Alphabet is a centennial conglomerate in the making. We are only watching the company outgrow its online search roots and make its first few moves into even meatier business prospects. From serious healthcare research to potentially remaking how we think about transportation, the company formerly known as Google is changing the world for the better.
Finally, Netflix might have the shortest path to an endgame but that exit is still many years away. The innovative DVD mailer model gave way to an even more convenient digital streaming model. That service has now gone global. In 2017, Netflix management plans to shift from an all-out subscriber growth sprint and into a more profitable structure. The stock has soared 500% higher over the last four years, but the real payoff will come when investors get to see big bottom-line profits. So I'm in for the next few years at least, and then we'll see what Hastings plans to use Netflix's growing bank balances for.

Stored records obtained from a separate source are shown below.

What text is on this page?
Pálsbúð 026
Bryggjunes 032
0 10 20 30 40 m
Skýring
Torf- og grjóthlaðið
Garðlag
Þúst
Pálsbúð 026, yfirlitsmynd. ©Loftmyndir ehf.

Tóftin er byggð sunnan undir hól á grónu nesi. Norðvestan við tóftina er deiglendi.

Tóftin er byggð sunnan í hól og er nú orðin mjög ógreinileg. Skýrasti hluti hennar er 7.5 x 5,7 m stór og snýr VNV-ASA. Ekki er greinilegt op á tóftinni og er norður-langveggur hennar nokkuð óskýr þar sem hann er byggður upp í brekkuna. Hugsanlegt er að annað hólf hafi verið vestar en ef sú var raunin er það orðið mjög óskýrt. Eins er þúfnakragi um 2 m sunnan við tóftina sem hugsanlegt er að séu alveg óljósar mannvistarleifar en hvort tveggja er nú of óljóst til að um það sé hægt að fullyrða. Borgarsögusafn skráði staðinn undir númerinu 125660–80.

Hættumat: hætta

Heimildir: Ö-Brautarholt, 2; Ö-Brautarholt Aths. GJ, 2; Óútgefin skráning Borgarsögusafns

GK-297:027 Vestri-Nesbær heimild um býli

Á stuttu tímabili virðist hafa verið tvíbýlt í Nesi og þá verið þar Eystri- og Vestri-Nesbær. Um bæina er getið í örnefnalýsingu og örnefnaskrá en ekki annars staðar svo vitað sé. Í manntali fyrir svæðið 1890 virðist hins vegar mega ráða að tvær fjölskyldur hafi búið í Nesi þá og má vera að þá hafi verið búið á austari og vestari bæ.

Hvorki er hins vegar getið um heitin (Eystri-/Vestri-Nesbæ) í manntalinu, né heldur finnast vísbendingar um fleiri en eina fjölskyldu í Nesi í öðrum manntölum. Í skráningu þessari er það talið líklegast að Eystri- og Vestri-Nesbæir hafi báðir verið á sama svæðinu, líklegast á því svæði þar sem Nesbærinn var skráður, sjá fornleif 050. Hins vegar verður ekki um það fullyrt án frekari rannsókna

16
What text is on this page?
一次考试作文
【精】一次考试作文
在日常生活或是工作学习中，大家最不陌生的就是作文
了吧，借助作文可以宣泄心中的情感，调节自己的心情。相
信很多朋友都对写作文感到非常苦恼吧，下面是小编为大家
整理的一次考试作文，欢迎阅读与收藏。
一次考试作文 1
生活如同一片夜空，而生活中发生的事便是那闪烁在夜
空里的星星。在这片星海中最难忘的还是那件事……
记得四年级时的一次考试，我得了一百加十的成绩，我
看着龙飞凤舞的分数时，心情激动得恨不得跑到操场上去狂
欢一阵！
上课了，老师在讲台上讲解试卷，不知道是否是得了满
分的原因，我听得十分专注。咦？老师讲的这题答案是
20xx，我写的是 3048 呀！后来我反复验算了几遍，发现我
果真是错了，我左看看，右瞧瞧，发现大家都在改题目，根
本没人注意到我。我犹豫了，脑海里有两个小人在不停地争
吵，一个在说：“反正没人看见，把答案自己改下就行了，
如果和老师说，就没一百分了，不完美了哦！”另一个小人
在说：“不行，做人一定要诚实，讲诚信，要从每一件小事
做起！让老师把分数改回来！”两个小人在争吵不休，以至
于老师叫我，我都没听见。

Netflix and Disney are currently taking a breather from their strong long-term returns. I expect them to get back to pulling their weight soon enough, and have no plans to sell them. Why liquidate your winners, when you expect them to keep winning?
It would be nice if the other 14 stocks under my wing could put their game faces on and start catching up. If I didn't think they have what it takes, I'd be selling them and reinvesting elsewhere. But these are my three biggest bets today. Netflix and Google grew into their huge boots, while I shoveled a somewhat larger opening investment into Disney.
And I'm quite comfortable leaning on these robust businesses for the long run.